Six experts spill the beans on exercise routines they consider to be the most effective and those that should be eliminated.The rapid growth of the fitness industry has resulted in several self-proclaimed experts fighting for a piece of the pie. Over the past few years, newer fitness trends have choked an already saturated market, and older methods too are doing a double-take. While those familiar with fitness jargon may seamlessly filter the good from the warped, spelling out the distinction between ‘conditioning’ and ‘flexibility’ may not be an easy task for many. So how does one select a fitness routine that is value for money? We get six fitness professionals to spill the beans on programs that, according to them, tick all the boxes, and also those that they will never practice themselves.\
CrossFit has revived some significant fitness methodologies like Olympic lifting and gymnastics, and has brought them to the masses. The program’s been crafted in a way that it is suitable for athletes and aged people alike. The program upholds the thought that everyone’s fitness requirements are exactly the same. I completely relate to this ideology. Personally, I believe that the gymnastic component in CrossFit has helped people improve balance and stability, both of which are essentials components of basic fundamental movement.

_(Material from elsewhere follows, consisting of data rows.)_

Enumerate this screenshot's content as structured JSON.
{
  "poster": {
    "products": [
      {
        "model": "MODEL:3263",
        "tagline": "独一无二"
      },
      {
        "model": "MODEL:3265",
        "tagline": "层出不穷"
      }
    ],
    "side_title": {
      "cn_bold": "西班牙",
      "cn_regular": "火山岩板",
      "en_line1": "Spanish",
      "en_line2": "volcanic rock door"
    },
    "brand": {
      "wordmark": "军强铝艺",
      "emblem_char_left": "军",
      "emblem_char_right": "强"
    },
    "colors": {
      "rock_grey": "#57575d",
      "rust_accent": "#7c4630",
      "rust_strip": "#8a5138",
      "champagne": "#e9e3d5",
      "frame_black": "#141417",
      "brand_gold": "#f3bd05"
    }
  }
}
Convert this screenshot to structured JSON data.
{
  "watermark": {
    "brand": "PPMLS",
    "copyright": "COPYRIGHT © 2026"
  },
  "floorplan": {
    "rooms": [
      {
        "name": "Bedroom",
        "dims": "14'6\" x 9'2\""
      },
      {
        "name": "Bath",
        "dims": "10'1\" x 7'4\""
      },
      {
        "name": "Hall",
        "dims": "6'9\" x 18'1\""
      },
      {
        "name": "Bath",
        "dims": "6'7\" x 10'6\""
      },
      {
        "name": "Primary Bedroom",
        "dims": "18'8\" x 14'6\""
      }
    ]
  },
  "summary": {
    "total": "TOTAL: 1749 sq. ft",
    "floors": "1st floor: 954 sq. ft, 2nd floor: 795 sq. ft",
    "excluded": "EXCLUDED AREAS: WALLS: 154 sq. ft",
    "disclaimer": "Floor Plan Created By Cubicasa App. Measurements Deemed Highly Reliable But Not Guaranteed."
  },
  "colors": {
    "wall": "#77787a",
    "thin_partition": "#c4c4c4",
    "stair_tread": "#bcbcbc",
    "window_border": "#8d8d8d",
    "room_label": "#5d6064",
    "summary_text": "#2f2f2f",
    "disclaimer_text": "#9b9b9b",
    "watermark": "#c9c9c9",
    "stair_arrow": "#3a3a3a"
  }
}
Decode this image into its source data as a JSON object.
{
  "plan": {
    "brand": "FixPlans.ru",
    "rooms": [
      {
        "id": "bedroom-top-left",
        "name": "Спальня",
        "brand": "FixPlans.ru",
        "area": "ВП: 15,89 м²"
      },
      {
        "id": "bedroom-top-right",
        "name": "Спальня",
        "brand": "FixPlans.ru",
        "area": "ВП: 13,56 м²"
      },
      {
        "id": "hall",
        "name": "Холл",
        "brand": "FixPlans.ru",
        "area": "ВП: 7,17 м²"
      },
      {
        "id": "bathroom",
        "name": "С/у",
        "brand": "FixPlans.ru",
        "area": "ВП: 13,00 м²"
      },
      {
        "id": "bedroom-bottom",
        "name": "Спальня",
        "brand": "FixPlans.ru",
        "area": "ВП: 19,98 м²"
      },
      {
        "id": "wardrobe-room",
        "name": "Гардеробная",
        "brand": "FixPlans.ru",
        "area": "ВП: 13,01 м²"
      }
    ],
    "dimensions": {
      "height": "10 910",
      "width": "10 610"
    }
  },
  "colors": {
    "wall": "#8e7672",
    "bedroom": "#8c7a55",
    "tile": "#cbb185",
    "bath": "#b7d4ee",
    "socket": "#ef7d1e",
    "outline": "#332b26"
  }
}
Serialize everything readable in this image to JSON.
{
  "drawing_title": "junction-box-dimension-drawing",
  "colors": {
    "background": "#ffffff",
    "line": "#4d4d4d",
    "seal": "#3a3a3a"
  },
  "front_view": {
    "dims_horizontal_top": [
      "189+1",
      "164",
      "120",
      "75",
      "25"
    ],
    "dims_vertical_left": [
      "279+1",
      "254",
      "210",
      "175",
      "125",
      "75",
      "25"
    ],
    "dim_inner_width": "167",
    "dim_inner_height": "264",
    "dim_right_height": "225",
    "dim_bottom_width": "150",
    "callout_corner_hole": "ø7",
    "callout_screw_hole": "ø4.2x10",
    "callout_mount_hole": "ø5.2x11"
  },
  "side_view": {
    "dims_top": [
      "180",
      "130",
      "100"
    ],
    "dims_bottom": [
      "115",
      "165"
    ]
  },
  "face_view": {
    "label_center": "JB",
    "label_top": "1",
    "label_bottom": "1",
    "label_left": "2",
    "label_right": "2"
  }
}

As much as I have heard about its ability to prevent and heal illnesses, I would not advocate yoga alone, as a form of overall fitness due to its inability to reproduce the kind of muscle strength and cardiovascular workout that other activities do.
As someone, who packs in a variety of fitness forms in my routine, it is easy for me to pinpoint the one that contributes most to my fitness -the spinning program by Les Mills, called RPM. It is my bible. Today’s fitness trends are driven by philosophies that hail muscle development as the sole truth, while cardiovascular training has become the adopted second child. However, I believe that exercising your heart is the first step to true fitness. RPM packs in a good combination of cardio and HIIT, and if conducted diligently, is extremely helpful to tone one’s legs.
You’ll never see me depending solely on a hoola hoop workout to get really fit. It’s fun, it’s interesting, it is also tiring, but it’s definitely not a holistic workout.
I have always strongly advocated using one’s own body as a gym. What is the point of loading the body with additional kilos when handling one’s own weight can be such a task? Despite having been in this field for several years, I can still execute a full body workout using only my body-weight as resistance.Such a regimen makes one move efficiently. Also, the strength built in the process is slow to dissipate if a long holiday compels one to skip training.
The concept of running on the treadmill has never appealed to me, as it is the conveyer belt that does all the work.
There have been several studies to prove that people using the treadmill put in lesser effort when compared to those who hit the track. Fitness needs to be real to make it usable in daily life. A person running eight kilometres on a treadmill may not be able to clock five on a running track.
Functional training addresses every single component of fitness, including muscle endurance, resistance training, cardiovascular training and agility.More importantly, it’s functional, which implies that it’s designed to help one perform `daily life functions’, more efficiently. To me, this is what fitness is all about.
Bollywood dance can help the masses de-stress. However, I do not consider it an ideal path to fitness. There is no development of muscular strength and it lacks a discernible structure to serve as a good cardiovascular workout.